しかし、アブローラにもここで退けないと思えるだけの理由があった。

私達の計画が、私達の起こした闘争が、こんな個人の気まぐれで無にされてたまるか。

恐怖を、脅威を、アブローラは押し殺しそうとした。

どちらにせよ倒せない相手であるなら、計画を頓挫させただけの報いを、受けてもらう必要がある。

狙うのは、決定的な隙。

否、逆に彼女の隙を自らの手で作り出してやろうと思った。

柊恭弥、彼があれだけの力の差を見せ付けられて、立ち上がれる理由の一つは"切り札"にあると思っていた。

うまくいけば、タナトスに対して傷を与えられるであろう必殺の切り札を持っていると、アブローラはある意味で恭弥を信頼していたのだ。

そして、チャンスが訪れる。

恭弥が音速にも似た速度でアブローラに向けて突進する。

この時アブローラは発動した。

自らの能力にして、対象の距離感を狂わせる。『ミスト迷宮ディスタンサー』。

これは自らの魔方陣から放たれた薄い霧状の瘴気が、相手の視界、神経に働きかけて感覚を狂わせる能力である。

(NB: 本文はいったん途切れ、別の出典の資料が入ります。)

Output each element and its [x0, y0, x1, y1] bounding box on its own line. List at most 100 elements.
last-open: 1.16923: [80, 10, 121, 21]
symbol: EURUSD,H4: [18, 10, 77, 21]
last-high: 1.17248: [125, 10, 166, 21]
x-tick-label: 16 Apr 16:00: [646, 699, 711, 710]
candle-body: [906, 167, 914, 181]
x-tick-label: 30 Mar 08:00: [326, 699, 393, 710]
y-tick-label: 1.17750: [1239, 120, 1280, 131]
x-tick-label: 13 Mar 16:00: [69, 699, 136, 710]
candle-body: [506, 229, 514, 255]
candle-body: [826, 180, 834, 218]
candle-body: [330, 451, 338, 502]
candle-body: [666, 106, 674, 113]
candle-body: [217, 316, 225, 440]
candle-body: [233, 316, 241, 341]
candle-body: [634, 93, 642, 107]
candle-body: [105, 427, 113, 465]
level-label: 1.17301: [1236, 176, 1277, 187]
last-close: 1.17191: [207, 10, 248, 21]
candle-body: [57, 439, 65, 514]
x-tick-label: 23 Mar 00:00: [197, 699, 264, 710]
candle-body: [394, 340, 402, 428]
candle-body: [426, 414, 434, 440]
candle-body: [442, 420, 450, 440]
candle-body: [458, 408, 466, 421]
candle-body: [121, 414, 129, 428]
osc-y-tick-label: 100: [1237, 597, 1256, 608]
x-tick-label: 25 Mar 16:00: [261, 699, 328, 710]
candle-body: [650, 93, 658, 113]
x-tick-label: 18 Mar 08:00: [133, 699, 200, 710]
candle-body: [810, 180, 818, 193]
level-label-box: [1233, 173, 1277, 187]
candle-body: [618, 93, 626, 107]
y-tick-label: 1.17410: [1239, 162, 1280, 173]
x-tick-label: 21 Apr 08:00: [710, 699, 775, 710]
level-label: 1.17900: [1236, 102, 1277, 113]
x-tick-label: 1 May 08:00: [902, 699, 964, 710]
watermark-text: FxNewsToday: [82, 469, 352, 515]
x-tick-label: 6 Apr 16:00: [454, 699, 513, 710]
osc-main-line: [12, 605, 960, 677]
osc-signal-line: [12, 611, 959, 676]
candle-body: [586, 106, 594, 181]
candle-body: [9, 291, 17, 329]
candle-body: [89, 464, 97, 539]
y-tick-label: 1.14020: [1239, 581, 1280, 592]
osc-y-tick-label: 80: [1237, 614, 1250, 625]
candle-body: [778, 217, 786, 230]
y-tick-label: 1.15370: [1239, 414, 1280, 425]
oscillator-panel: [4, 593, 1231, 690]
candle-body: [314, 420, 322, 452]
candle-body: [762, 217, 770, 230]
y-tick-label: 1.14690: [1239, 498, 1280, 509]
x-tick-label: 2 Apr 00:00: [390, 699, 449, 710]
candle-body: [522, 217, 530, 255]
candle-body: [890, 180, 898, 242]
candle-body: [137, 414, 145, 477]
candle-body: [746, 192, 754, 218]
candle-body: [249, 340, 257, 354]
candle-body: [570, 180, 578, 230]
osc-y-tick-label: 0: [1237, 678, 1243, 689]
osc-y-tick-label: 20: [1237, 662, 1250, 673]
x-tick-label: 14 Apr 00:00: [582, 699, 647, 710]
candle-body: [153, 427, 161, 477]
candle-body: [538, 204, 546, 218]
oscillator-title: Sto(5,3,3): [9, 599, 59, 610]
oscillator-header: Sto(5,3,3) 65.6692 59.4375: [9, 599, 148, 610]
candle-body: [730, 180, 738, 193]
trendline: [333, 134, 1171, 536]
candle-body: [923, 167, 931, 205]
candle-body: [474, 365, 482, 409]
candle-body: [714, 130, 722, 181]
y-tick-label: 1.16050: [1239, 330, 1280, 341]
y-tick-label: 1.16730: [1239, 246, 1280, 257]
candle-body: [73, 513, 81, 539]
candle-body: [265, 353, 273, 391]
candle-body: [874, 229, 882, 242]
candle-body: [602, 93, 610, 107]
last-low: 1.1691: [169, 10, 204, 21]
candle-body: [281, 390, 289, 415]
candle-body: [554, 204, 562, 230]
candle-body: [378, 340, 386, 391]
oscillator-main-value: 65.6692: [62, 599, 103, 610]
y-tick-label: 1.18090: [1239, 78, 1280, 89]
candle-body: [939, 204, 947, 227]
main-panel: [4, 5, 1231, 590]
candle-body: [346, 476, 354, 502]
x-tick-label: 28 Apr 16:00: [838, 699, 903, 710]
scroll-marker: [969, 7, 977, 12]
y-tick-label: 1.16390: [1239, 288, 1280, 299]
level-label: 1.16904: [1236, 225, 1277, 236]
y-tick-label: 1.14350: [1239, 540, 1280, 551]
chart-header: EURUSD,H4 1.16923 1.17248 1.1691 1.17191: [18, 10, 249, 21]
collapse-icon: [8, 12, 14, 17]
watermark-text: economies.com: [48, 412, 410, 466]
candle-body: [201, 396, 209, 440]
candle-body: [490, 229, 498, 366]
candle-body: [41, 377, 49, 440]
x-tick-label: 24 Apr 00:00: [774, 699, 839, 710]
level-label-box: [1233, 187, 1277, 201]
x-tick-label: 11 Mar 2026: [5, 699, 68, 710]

もちろん、本物の霧のように靄がかかったりはしないため視認することはできない。

しかし、この能力は霧がだんだんと深くなっていくかのように進行していくため、最初に干渉出来るのは視覚だけ。

そのため、この時点ではタナトスの感覚は視覚以外は正常だった。

だが、

それでも恭弥の全力に、全くの油断した状況で対応するのに、視覚を狂わせられていたのは致命的だった。

――――次の瞬間、眩い閃光が周囲を襲った。

最後に、タナトスに攻撃が命中するのを確認した時点で、アブローラの意識は闇へと葬られていた。